Although parotid abscesses can occur without any obvious cause, you will see them most often in debilitated patients, or after major surgery when mouth care has been neglected. The patient's parotid is painful and is usually much swollen; the skin over it is tight and shiny. You may see pus coming from his parotid duct (inside his cheek level with his first molar tooth). Pus forms in several lobules of the gland between its septa, and does not form a single abscess. This, and the division of his facial nerve into its five branches within his parotid gland, make drainage difficult; it is however essential. Don't wait for fluctuation.
PAROTID ABSCESS For the general method, see Section 5.2.
THE MAIN DIFFERENTIAL DIAGNOSIS is mumps. There is no pus at the orifice of the parotid duct, mumps is usually bilateral, and the skin over the swelling is less shiny. Mumps parotitis does NOT require surgical drainage, it resolves spontaneously.

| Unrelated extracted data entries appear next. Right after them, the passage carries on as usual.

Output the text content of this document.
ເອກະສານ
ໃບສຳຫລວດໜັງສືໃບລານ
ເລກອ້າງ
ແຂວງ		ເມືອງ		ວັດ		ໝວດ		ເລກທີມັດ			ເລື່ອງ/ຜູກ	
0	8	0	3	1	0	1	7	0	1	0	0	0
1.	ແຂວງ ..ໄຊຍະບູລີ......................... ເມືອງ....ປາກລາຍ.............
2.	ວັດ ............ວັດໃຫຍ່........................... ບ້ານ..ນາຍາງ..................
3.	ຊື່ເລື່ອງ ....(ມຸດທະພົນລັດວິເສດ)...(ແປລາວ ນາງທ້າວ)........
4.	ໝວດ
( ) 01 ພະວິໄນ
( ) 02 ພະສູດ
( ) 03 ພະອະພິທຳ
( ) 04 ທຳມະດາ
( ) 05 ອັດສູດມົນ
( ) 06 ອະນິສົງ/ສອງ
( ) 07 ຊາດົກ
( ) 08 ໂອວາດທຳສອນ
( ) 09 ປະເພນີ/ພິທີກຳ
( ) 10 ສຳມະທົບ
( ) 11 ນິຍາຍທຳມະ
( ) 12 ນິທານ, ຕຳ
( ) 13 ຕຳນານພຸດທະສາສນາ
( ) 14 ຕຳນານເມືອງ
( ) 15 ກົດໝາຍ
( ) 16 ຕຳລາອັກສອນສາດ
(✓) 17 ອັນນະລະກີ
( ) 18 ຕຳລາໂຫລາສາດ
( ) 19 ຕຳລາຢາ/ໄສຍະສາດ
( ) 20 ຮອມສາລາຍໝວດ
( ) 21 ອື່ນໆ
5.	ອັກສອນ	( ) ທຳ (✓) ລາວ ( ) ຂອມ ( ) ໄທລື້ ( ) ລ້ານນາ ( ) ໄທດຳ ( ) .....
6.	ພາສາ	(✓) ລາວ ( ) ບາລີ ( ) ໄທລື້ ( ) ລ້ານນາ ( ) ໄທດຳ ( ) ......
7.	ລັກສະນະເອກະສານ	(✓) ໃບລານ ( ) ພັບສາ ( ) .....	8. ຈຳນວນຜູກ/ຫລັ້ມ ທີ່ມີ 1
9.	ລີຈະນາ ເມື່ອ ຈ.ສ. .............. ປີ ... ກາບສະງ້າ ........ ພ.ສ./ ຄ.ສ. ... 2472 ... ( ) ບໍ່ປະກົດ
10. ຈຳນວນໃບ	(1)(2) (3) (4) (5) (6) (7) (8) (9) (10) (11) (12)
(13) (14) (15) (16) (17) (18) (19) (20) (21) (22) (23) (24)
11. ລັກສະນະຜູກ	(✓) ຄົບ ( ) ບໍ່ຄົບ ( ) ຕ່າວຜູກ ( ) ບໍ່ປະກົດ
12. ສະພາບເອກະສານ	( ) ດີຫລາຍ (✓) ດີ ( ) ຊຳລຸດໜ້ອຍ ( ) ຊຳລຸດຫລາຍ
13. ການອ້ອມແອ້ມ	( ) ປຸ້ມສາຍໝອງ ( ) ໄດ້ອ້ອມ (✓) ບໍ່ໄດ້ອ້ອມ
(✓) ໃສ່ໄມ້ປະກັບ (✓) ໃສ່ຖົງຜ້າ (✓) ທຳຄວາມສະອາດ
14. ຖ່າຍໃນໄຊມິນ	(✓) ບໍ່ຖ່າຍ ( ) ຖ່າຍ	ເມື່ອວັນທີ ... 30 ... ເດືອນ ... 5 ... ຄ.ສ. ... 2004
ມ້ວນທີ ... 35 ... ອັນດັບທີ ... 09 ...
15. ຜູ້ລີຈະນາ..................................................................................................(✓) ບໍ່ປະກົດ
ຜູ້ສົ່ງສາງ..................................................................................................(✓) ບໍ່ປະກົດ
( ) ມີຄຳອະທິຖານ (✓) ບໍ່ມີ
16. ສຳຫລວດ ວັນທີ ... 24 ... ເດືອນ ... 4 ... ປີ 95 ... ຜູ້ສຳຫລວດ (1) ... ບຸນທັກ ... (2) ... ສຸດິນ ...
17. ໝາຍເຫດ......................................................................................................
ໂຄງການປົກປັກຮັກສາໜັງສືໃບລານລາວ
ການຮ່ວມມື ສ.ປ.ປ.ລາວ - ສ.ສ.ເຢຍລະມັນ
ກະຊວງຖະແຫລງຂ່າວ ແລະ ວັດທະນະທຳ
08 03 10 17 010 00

INCISION. Start incising anterior to the patient's pinna. Keeping close to it, proceed towards his mastoid and then continue in the angle between his pinna and his neck until you reach a skin crease, then cut along this for up to 10 cm. Raise a flap of skin and subcutaneous tissue, so as to expose his parotid gland. Make multiple incisions into this in line with the branches of his facial nerve. Explore each incision by Hilton's method and clean out each abscess cavity with gauze. Close the wound with continuous or interrupted sutures of 3/0 monofilament, leaving a dependent corrugated drain emerging from the inferior part of the incision.